В промежутках мы шьем рукавицы. И понемножку занимаемся каждый своим делом: Виктор штудирует греко-персидские войны и журналы, связанные с языкознанием; Сережа Мошков (ленинградец) вперемешку с моим Пастернаком читает не то «Структуру клетки» не то «Клетку структуры», не то «Детки в клетке» — в общем, что-то биологическое*; Энн читает какие-то дремучие эстонские книжки и обучает... Внимание! Эстонец обучает литовца на русском языке немецкому! Валерий растит бороду и ковыряется в «Истории Востока». Леня занимается извлечением социальных проблем из Экзюпери—Олеши—Зощенко и «Недели». (Кстати, о «Неделе»: в тех номерах, которые я прочел, искомого не обнаружилось*.) А я, грешник, читаю Джерома и сочиняю нечто неподдающееся жанровому определению.

30/I/67

Письмо от Борьки З[олотаревского]. Эх-ма!
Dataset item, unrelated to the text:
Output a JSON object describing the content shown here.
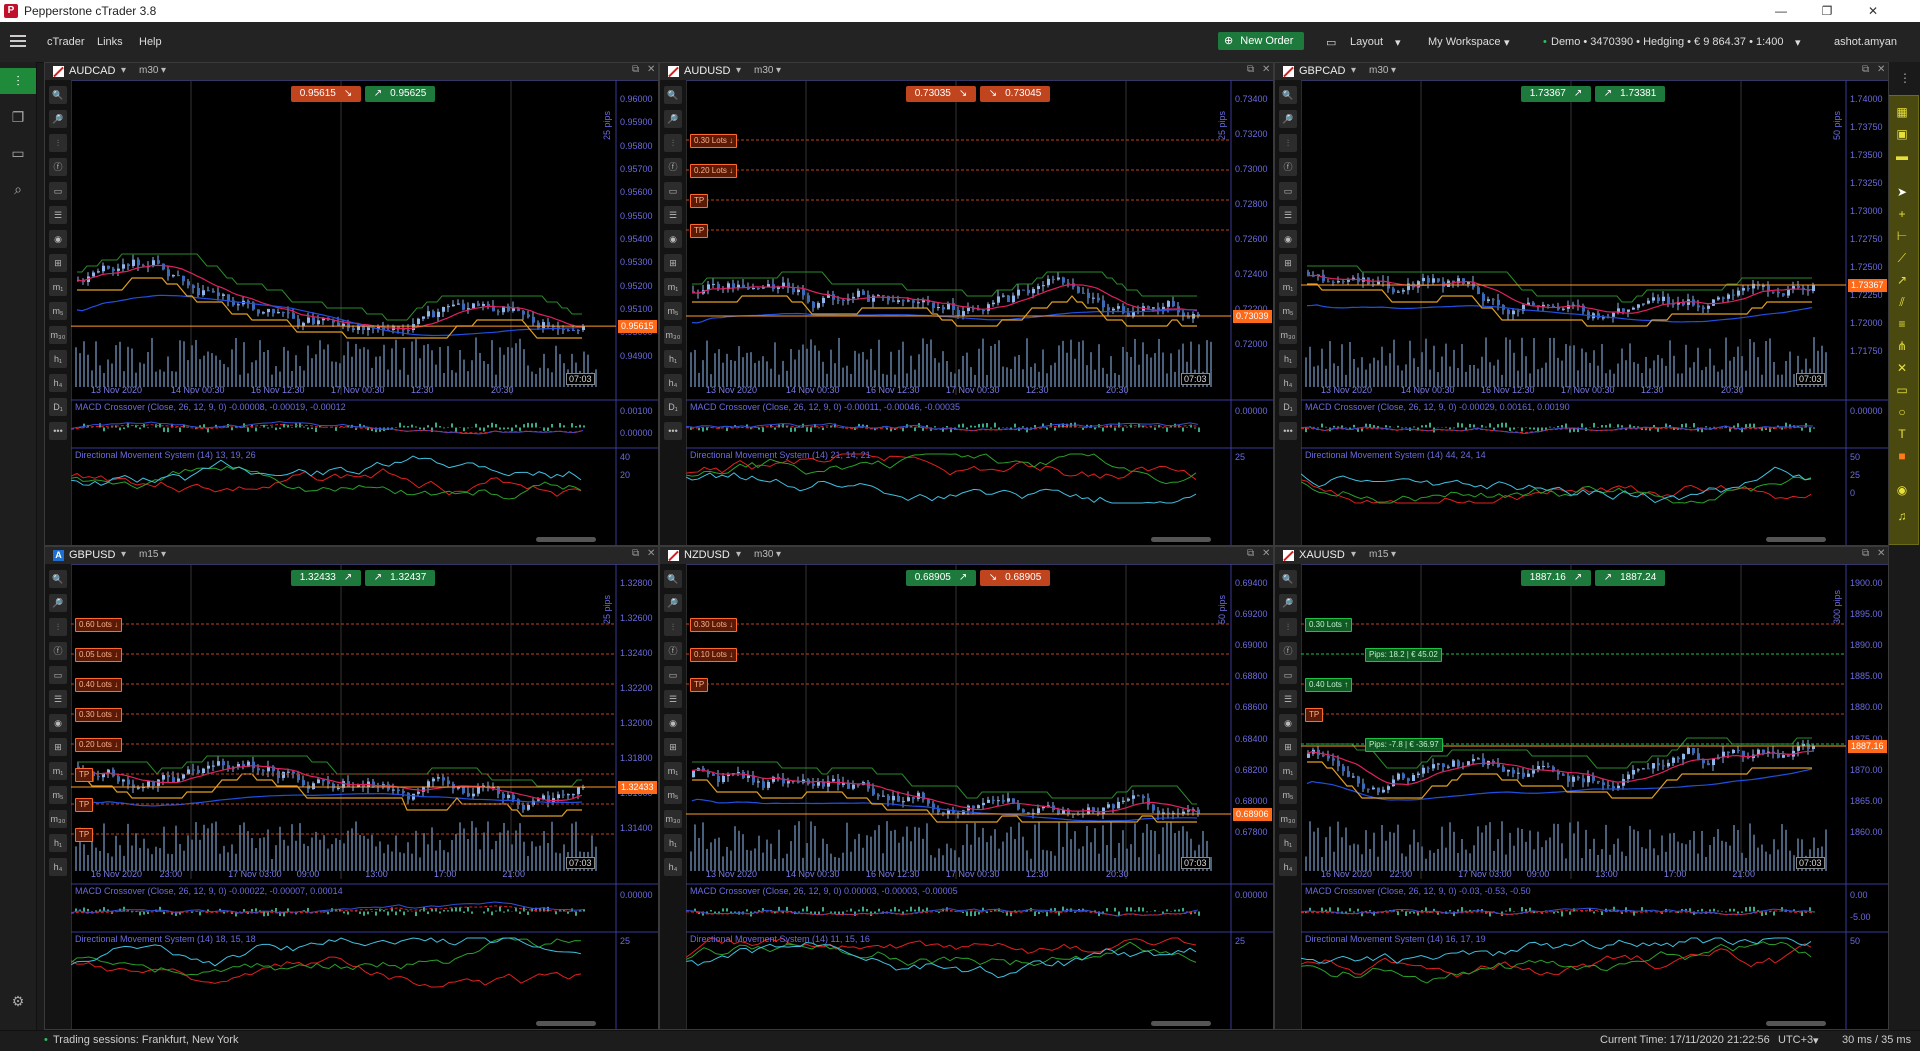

Пусть утешается тем, что он совсем не оригинален. Не он один спрашивал с меня много меньше, чем я мог дать... Вольно ж вам креститься, когда гром грянул, — а ведь я всегда был готов раскрыться. А сколько тех, кто того захотел? Раз-два — и обчелся...

А Bерухины [Веры Золотаревской] «Столбики» — неплохой символ. Все мы ставим наперед нумерованные многоточия — а «действия» оказываются ненужными или не теми.

Никогда я не предполагал, что думать настолько труднее, чем чувствовать. А может, мне так трудно не только потому, что думать для меня, в общем, занятие непривычное, а еще и потому, что чувствую я из-за этих размышлений еще больше и больнее. Вот и получается: сувеличенная порция эмоции + нагрузка на слабые мозги = нынешнее мое состояние... А помарок и перечеркиваний так много потому, что койка трясется — внизу сбоку ворочается старикан, а вовсе не от мировой скорби и не от винегрета в душе и в голове. И в желудке.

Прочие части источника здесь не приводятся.